Diğer taraftan Gezi direnişinin kimi bileşenleri Mısırda yaşananları bir darbe değil halk isyanı sonucu gerçekleşmiş bir devrim olarak niteledi. Bu bakışa göre İhvan, AKP’nin birebir kopyası idi ve nasıl AKP burada tüm devleti ele geçirmiş halkına zulüm eden ve Türkiye’yi giderek İslamcılaştıran diktatör bir partiyse İhvan’da aynısını Mısır’da yapan diktatör bir partiydi. Bu duruma dayanamayan Mısır halkı sokağa çıkarak İhvan’a dersini vermiş ve halkın isteğini geri çeviremeyen, aynı zamanda muhtemel bir iç savaşı önlemek isteyen ordu Mursi’yi iktidardan indirmek zorunda kalmıştı. Bu bir darbe değil devrimin devamı idi ve bir diktatöre karşı yapılmıştı.
Gezi direnişinin ulusalcı bileşenleri tarafından düzenlenen ve tüm enerjisini bu direnişten devşiren Gazdanadam festivalinde konuşan Ataol Behramoğlu Mısır “devrimine” selam yollayarak şöyle söylüyordu “Bütün bu değerler karşımızda olanlardan çok uzak şeyler, ne mutlu bize ki biz gerçek Türkiye’yi temsil ediyoruz. Mısır’da çöktüğü gibi Türkiye’deki diktatörlükte çökmeye mahkûmdur.”
Yine Gezi direnişinin özellikle sola yakın bazı bileşenleri; ne olursa olsun darbeyi kınamak ve karşı çıkmak gerektiğini vurguladılar. Ancak darbeyi kınamanın ve karşı çıkmanın Müslüman Kardeşlerin iktidara geldikten sonra yaptığı zulümleri, haksızlıkları ve diktatörleşme çabalarını görmezden gelmek anlamına gelmemesi gerektiğini de sıkça söylediler. Mursi yani İhvan devrime ihanet etmiş, devrimi yapan sol, liberal, seküler kesimlerin oylarıyla iktidara gelmiş olmasına rağmen devleti ihvanlaştırmaya çalışmış, bu kesimleri aşağılamış, otoriteryan bir idareye doğru adımlar atmıştır. Mısır halkı buna isyan ederek devrimin çalınmasına engel olmuştur görüşü dile getirildi.
Yine sol cenahtan, AKP’nin darbe söyleminin peşine takılmamak gerektiğini söyleyip, bunun neden bir darbe sayılamayacağını açıklayanlar oldu. Tipik olduğu ve çokça dile getirildiği için Fikret Başkaya’nın bu konuda yazdıklarına bakılabilir. “ O halde ortaya çıkan bu durumu nasıl okumak gerekiyor?
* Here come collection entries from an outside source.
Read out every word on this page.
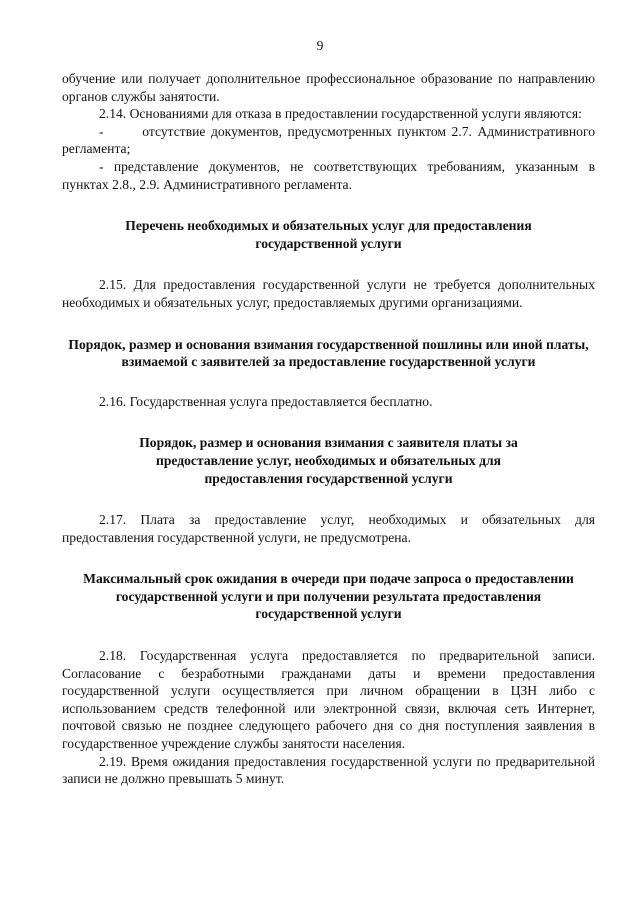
9

обучение или получает дополнительное профессиональное образование по направлению органов службы занятости.

2.14. Основаниями для отказа в предоставлении государственной услуги являются:

-       отсутствие документов, предусмотренных пунктом 2.7. Административного регламента;

- представление документов, не соответствующих требованиям, указанным в пунктах 2.8., 2.9. Административного регламента.

Перечень необходимых и обязательных услуг для предоставления государственной услуги

2.15. Для предоставления государственной услуги не требуется дополнительных необходимых и обязательных услуг, предоставляемых другими организациями.

Порядок, размер и основания взимания государственной пошлины или иной платы, взимаемой с заявителей за предоставление государственной услуги

2.16. Государственная услуга предоставляется бесплатно.

Порядок, размер и основания взимания с заявителя платы за предоставление услуг, необходимых и обязательных для предоставления государственной услуги

2.17. Плата за предоставление услуг, необходимых и обязательных для предоставления государственной услуги, не предусмотрена.

Максимальный срок ожидания в очереди при подаче запроса о предоставлении государственной услуги и при получении результата предоставления государственной услуги

2.18. Государственная услуга предоставляется по предварительной записи. Согласование с безработными гражданами даты и времени предоставления государственной услуги осуществляется при личном обращении в ЦЗН либо с использованием средств телефонной или электронной связи, включая сеть Интернет, почтовой связью не позднее следующего рабочего дня со дня поступления заявления в государственное учреждение службы занятости населения.

2.19. Время ожидания предоставления государственной услуги по предварительной записи не должно превышать 5 минут.
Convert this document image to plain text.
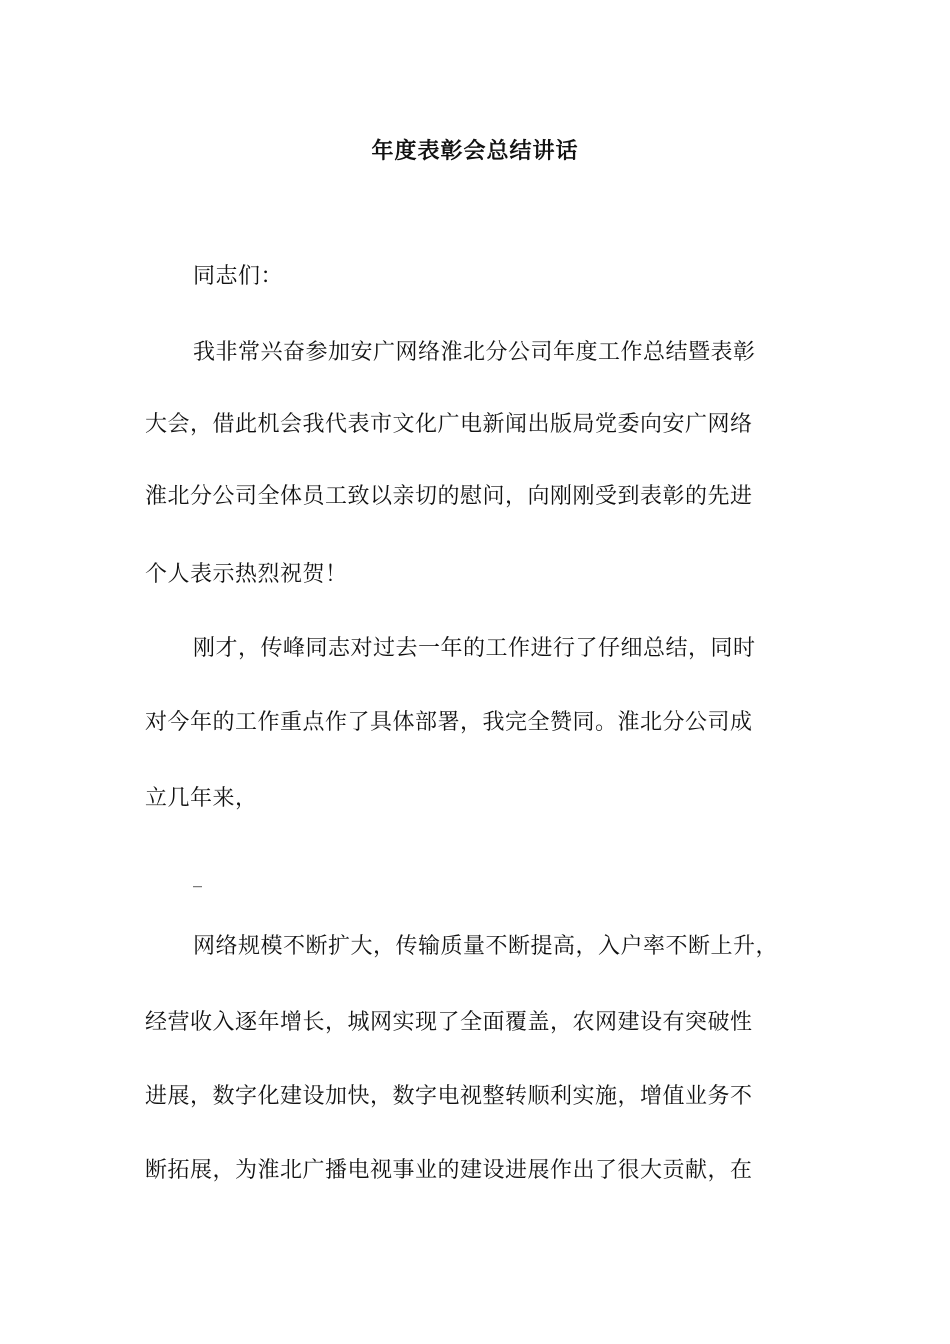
年度表彰会总结讲话
同志们：
我非常兴奋参加安广网络淮北分公司年度工作总结暨表彰
大会，借此机会我代表市文化广电新闻出版局党委向安广网络
淮北分公司全体员工致以亲切的慰问，向刚刚受到表彰的先进
个人表示热烈祝贺！
刚才，传峰同志对过去一年的工作进行了仔细总结，同时
对今年的工作重点作了具体部署，我完全赞同。淮北分公司成
立几年来，
_
网络规模不断扩大，传输质量不断提高，入户率不断上升，
经营收入逐年增长，城网实现了全面覆盖，农网建设有突破性
进展，数字化建设加快，数字电视整转顺利实施，增值业务不
断拓展，为淮北广播电视事业的建设进展作出了很大贡献，在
Türkiye’de AKP ve çevresi, onların rüzgarına kapılan liberaller ve bazı ‘sol çevreler’ gibi, ‘seçimle gelen seçimle gitmelidir, bu bir darbedir’ diyenler korosuna mı katılmalı, yoksa, her ne kadar ordu müdahale etmiş olsa bile bu devasa halk kalkışmasını bu kadar kolay mahkum edenlere mesafeli durup, darbe söyleminin karşısına mı dikilmeli. Sanıyorum ikincisini yapmak gerekiyor ama gerekçelendirerek…” (Fikret Başkaya, “Mısır ve devrim/darbe tartışmasına dair”, Birgün Pazar, 14- 07- 2013)
Buralardan bakınca da Mısırda neler olup bittiğini anlamak mümkün görünmüyor. Mısırda, Şubat 2011’den beri çok farklı şeyler oluyor. Burada olup bitenleri ancak, Mısır’ın kendi öznel koşulları, Arap dünyasının içinde bulunduğu durum, İsrail faktörü, ABD’nin Orta Doğu politikaları ve hatta Suriye meselesi gibi çok daha geniş bir skalada değerlendirerek anlamak mümkün olabilir. Bunu yapma iddiasında olmadığım gibi yapabileceğimi de sanmıyorum ama kafamdaki bazı soruları tartışmak niyetindeyim.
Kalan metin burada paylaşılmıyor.